The real cost of cloud storage
According to Amazon’s AWS pricing calculator, the cost to store 10 TB of data in Amazon S3 is $235.52 per month. If you access only 10% of that data every month, it will cost you an additional $92.07 per month for a total monthly payment of $327.59. That’s $32.76 per TB per month for S3 storage.
Amazon and other cloud vendors will also charge for PUT, GET, POST, and other API calls. These can often add another 20-30% to your monthly storage bill. For the sake of simplicity, we’ll stick with the extremely conservative estimate of $32.76 per TB per month for S3 storage.
What does 1 TB of on-premises storage cost?
To compare the cost of Amazon S3 vs. on-premises storage, we need to calculate the cost to store 1 TB of data in-house for one month. Let’s use the market leader Dell EMC as an example:
Capital costs for a 1-petabyte (PB) storage system, such as the Dell EMC Unity 400, is about $500,000 amortized over five years. The maintenance contract to support that system is 20% of the purchase price per year—so another $500,000 for support over the same five-year period.
In addition to your storage arrays, you’ll also be spending money on switches, servers, cable plant, and management software. In total, expect to pay about $50,000 plus another $10,000 in maintenance annually.
Don’t forget the space, power, and people
Power and cooling costs run an average of $1,200 per square foot per year. A 1 PB system will take up at least two racks, so figure about 20 square feet or roughly $24,000 per year.
You also have to pay the salaries of the people that manage your data center. Running 1 PB of on-premises storage will require at least the part-time work of a storage architect, systems administrator, and an IT manager. As a rule of thumb, 1 PB of on-premises storage requires the equivalent of one headcount to manage. We can conservatively estimate an additional $150,000 per year for the personnel required to manage the system.
1 PB of On-Premises Storage (Five-Year Cost)
|Storage hardware (amortized over 5 years)||$500,000|
|Power and cooling||$120,000|
We need a little more math to determine cost per TB per month:
(Five years = 60 months)
$1,970,000 ÷ 60 months = $32,833 per PB per month
(One petabyte = 1024 terabytes)
$32,833 ÷ 1024 = $32.06 per TB per month
Conclusion: At $32.06 per TB for on-premises vs. $32.76* per TB for S3 (*does not include costs for API calls, Internet bandwidth, or an AWS-certified architect), there is no financial incentive to migrate to public cloud storage.
How Wasabi is Changing the Game
If you know anything about our cloud storage pricing, then you know Wasabi is 80% cheaper than Amazon S3 and exponentially faster. Keeping with our example above, at only $5.99 per TB per month (with no additional fees). Storing 1 PB of data for five years in Wasabi would cost you less than $360,000. That’s about 20% the cost of storing the same 1 PB of data in on-premises storage.

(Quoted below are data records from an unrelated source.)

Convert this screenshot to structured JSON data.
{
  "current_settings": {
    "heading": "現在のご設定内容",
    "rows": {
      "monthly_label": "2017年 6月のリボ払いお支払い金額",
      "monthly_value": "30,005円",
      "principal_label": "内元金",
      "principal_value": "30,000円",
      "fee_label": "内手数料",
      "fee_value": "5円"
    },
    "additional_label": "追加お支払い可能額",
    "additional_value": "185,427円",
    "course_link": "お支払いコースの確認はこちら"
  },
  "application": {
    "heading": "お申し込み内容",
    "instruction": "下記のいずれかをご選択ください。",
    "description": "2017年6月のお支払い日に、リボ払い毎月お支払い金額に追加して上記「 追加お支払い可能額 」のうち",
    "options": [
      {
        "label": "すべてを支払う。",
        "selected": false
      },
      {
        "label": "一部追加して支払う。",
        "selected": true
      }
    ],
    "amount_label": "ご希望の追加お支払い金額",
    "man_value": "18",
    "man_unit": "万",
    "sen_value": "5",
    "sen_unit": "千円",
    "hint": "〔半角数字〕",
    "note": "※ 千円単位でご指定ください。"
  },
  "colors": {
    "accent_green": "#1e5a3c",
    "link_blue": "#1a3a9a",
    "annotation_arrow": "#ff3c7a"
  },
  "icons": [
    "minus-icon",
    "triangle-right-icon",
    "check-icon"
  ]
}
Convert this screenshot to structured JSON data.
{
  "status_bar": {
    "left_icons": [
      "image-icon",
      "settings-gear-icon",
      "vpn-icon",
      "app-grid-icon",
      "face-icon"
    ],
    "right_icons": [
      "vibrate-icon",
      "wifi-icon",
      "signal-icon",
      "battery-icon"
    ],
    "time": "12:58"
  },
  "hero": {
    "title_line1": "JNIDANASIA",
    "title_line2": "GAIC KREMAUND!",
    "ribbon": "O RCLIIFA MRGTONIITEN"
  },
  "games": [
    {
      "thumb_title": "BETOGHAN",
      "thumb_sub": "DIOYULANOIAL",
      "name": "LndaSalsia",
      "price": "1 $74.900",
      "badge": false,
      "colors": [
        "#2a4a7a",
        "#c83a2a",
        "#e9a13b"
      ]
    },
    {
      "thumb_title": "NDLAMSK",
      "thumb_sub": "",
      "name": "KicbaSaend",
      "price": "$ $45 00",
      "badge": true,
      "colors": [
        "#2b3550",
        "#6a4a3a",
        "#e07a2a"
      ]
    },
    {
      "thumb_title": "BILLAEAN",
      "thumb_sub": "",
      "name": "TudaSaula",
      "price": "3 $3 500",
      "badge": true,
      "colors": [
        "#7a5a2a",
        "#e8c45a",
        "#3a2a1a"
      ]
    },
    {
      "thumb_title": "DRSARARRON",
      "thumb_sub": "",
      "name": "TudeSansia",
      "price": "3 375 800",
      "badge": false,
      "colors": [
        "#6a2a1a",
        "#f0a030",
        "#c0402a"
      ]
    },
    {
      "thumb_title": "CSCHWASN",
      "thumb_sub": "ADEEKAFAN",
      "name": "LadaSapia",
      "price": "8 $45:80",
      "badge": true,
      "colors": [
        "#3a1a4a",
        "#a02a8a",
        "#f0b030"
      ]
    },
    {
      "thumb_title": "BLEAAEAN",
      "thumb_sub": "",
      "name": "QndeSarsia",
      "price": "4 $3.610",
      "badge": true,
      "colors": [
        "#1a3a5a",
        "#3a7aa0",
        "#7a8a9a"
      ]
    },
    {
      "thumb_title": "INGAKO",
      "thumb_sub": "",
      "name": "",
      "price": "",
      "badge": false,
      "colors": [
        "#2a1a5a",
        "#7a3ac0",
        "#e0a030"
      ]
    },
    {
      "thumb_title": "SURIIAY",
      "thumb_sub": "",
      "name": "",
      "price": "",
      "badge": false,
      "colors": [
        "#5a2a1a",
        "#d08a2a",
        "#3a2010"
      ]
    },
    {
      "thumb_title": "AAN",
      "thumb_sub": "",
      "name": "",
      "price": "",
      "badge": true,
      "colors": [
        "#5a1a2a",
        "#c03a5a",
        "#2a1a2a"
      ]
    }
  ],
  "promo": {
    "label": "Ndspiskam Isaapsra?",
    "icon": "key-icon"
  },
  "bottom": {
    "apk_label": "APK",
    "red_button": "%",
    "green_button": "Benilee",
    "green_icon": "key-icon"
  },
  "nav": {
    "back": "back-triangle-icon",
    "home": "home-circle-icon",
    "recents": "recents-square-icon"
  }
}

To be fair, you still need technical staff to manage your cloud storage, but certainly not as many. Your total savings will still be in the neighborhood of 75-80%. That is a game changer. Suddenly, the economic advantage of moving your data to the cloud is highly compelling.
Beyond price, we know that complexity and the inability to predict total monthly costs also inhibits migration to cloud storage. That’s why we don’t charge for egress, API calls, or anything else. There’s only one line-item on your monthly bill and that is for storage used. So, you can predict your storage costs to the penny.
For those concerned with taking a “performance hit” by migrating to the public cloud, consider this: If you have a 10 Gbps link to the Internet and your latency to either our Virginia or Oregon data centers is less than 20ms, you can expect to transfer data at a rate that will saturate your 10 Gbps link. Compare that with the Dell EMC speed of roughly 120 Mbps and Wasabi should be 6-8 times faster.